The South China Sea is a busy area of ocean criss-crossed by shipping lanes, bordered by Vietnam to the west, China and Taiwan to the north, the Philippines to the east, and Brunei to the south. This approximately 3.5 million square kilometre area has been the focal point of considerable ongoing disputes between these and other Asian nations. In the past two years, these disputes have seen a number of new and interesting developments.
A year ago, the Permanent Court of Arbitration in The Hague issued its award on maritime entitlements in the South China Sea. This decision appeared to be a setback for China’s claims. China has therefore vowed to ignore this ruling and has since been perceived by many states as being more assertive in staking its claims. Yet, since the 12 July award tensions between rival claimants have also seemed to ease, with negotiations on a Code of Conduct ongoing.
On August 8, the LeidenAsiaCentre organized a workshop titled ‘The South China Sea Disputes – a year on’. This gathered together leading academics from Japan and the Netherlands to try to understand these developments in more detail and explain what might be motivating the different Asian nations’ behavior.
In his presentation, organizer of the workshop Leiden University’s Dr. Lindsay Black, made the case that the South China Sea disputes could not just be understood in terms of power dynamics. He said that the media, in discussing the disputes, was often very focused on the balance of power between these Asian nations, describing how nation’s asserted their strength or yielded to the might of others. But he argued there were also signs of “something else going on.”
Black pointed to the way in which the Association of South East Asian Nations (ASEAN) members were moving towards agreement on a code of conduct and the fact that China was proactively engaging other regional states. He said there were signs that recent developments were not just about balance of power but also about forms of cooperation.
Dr. Yih-Jye Hwang, also of Leiden University, further developed this argument that the South China Sea disputes could not be understood only in terms of material power. He described how those applying realist international relations concepts tended to look at the issue only in terms of power, ignoring the role of international laws and norms, and concluding as a result that conflict was inevitable.
However, he presented examples from his recent study indicating that international laws and norms, such as the United Nations Convention on the Law of the Seas, do still play a significant role in the dispute. States involved in the region, including the US and China, respond to these laws and to some extent modify their behaviour based on them.

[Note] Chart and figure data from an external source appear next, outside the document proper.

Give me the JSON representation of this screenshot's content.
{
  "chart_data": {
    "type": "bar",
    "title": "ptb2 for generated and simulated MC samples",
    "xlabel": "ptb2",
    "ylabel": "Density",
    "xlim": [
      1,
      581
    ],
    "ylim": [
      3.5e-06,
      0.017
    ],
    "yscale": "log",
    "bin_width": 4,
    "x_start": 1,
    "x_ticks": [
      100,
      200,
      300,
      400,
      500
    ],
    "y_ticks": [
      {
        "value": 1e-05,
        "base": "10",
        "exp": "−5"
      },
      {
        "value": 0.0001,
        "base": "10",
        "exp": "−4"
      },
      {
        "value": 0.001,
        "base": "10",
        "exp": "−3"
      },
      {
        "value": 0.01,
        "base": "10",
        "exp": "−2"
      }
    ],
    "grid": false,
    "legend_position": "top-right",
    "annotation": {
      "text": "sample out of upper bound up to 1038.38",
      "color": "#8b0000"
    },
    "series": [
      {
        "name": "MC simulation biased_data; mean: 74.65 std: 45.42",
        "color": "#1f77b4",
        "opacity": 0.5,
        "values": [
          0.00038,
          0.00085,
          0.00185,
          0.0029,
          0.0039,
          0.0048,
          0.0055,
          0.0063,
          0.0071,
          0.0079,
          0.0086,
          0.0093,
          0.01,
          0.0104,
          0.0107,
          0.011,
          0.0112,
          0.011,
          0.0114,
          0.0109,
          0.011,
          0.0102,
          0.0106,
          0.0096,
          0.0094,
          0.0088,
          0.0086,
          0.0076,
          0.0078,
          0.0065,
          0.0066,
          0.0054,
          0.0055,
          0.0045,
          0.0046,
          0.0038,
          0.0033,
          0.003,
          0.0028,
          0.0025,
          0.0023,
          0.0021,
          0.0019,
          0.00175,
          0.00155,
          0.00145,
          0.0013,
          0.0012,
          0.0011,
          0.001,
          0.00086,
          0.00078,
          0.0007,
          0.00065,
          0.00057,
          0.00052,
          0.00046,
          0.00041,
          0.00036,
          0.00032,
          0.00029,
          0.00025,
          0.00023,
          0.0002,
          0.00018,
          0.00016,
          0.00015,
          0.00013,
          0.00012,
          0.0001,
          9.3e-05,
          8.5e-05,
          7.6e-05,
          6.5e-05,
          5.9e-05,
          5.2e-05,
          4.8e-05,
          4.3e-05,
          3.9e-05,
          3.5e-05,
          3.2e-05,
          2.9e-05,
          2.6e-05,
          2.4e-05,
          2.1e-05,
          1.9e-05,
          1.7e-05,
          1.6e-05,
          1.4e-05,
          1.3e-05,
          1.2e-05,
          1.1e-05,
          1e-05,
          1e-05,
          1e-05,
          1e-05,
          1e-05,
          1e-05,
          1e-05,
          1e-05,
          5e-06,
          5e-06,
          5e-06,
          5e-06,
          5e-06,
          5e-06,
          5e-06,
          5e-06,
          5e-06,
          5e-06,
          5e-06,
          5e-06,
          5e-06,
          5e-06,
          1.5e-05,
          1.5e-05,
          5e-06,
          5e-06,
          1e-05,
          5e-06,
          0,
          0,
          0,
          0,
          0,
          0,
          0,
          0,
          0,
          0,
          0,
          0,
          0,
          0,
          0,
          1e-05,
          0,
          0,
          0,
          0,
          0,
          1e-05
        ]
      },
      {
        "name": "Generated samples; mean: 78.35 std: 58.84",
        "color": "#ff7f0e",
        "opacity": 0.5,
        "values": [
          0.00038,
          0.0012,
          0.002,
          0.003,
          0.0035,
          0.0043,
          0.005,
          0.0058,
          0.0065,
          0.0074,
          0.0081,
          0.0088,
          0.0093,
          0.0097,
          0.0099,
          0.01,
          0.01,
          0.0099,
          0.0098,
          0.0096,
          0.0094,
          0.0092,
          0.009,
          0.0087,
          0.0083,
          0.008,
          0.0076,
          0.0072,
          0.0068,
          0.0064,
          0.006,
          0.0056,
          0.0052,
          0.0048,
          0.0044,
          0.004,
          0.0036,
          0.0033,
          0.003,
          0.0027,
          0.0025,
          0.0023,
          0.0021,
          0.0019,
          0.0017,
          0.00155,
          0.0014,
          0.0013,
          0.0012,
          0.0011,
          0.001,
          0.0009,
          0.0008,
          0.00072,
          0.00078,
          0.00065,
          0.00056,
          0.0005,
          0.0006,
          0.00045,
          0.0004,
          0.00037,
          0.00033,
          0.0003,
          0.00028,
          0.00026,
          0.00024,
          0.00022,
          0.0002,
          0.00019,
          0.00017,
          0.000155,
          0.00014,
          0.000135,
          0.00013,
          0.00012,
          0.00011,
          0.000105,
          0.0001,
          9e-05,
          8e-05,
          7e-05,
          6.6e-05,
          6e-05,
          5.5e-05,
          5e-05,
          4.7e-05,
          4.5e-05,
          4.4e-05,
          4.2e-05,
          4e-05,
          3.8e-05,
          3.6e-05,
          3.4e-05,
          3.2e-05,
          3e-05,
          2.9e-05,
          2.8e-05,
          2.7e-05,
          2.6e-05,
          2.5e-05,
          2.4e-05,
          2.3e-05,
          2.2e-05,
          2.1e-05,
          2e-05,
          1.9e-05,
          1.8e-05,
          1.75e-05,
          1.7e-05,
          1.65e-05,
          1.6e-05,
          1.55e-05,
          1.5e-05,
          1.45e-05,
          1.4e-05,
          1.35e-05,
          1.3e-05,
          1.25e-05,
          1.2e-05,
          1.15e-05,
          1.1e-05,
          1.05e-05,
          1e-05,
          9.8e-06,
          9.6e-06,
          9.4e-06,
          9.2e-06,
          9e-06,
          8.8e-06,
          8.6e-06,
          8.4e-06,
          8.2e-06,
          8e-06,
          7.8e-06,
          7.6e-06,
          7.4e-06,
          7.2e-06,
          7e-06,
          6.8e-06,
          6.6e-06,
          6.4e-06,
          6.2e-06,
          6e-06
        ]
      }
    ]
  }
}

Several other presentations sought to focus on and explain the behavior of particular Asian nations. Dr. Ito Go of Meiji University described how, after the Permanent Court of Arbitration made its award, China shifted its diplomatic strategy to concentrate more on bilateral ties, wooing individual regional states. Japan and the US responded with a combination of multilateral and bilateral approaches.
Dr. Kyoko Hatakeyama, from Kansai Gadai University, drew on behavioral economics’ concept of ‘loss aversion’ to try to explain the Philippines and Japan’s differing approaches to the dispute. This concept suggests that people act in order to protect themselves from loss.
She argued that because the Philippines had already lost control of the Scarborough Shoal in 2012, it now felt it had nothing left to protect. As a result, it sought to maximize its gains by shifting away from the US and pursuing closer ties with China. The Philippines feels that it can maximize its gains by developing a good trading relationship with China. In contrast, she said, Japan wanted to protect the existing environment from which it had gained a great deal, so it contested China’s assertiveness.
Black then linked Japan’s changing approach to the South China Seas disputes to shifts in the country’s domestic politics. He argued that when the Democratic Party of Japan (DPJ) was in power, the nation’s response to the South China Seas disputes was to combine balance of power with engagement through multilateral institutions. Since Abe Shinzō and the Liberal Democratic Party (LDP) took power, Japan’s response has played down engagement through regional fora and instead has been largely concerned with seeking to militarily balance China’s power.
Leiden University Dr. Edmund Frettingham also made the case that issues of national identity were a factor driving the behaviour of Asian nations with regards to the South China Sea disputes. He described how nations (and their populations) seek ontological security: a sense of a continuing, stable identity.
He argued that China, Japan, and Taiwan, have all encountered crises of identity – or situations of ontological insecurity. In response, these states have attempted to generate a national identity and this has moved them to act in particular ways with regard to the South China Sea.
In China’s case, for instance, the government and communist party have suffered an ontological crisis with the waning of its Marxist ideology. They have therefore sought to develop a ‘narrative of victimhood’ that creates an identity for China as a country that has been persecuted by other nations. This narrative then drives China to act more assertively and aggressively with regards to the South China Sea. Japan and Taiwan have similarly created narratives of national identity.
As this analysis exemplifies, the different research presented by the participants in the workshop helped to provide deeper understanding of the South China Sea disputes and the behaviour of the nations involved in these. The discussion of the issue was hence taken beyond a simplistic ‘assertive China’ discourse, offering more nuanced views of the disputes and what is causing the behaviour of those involved in them.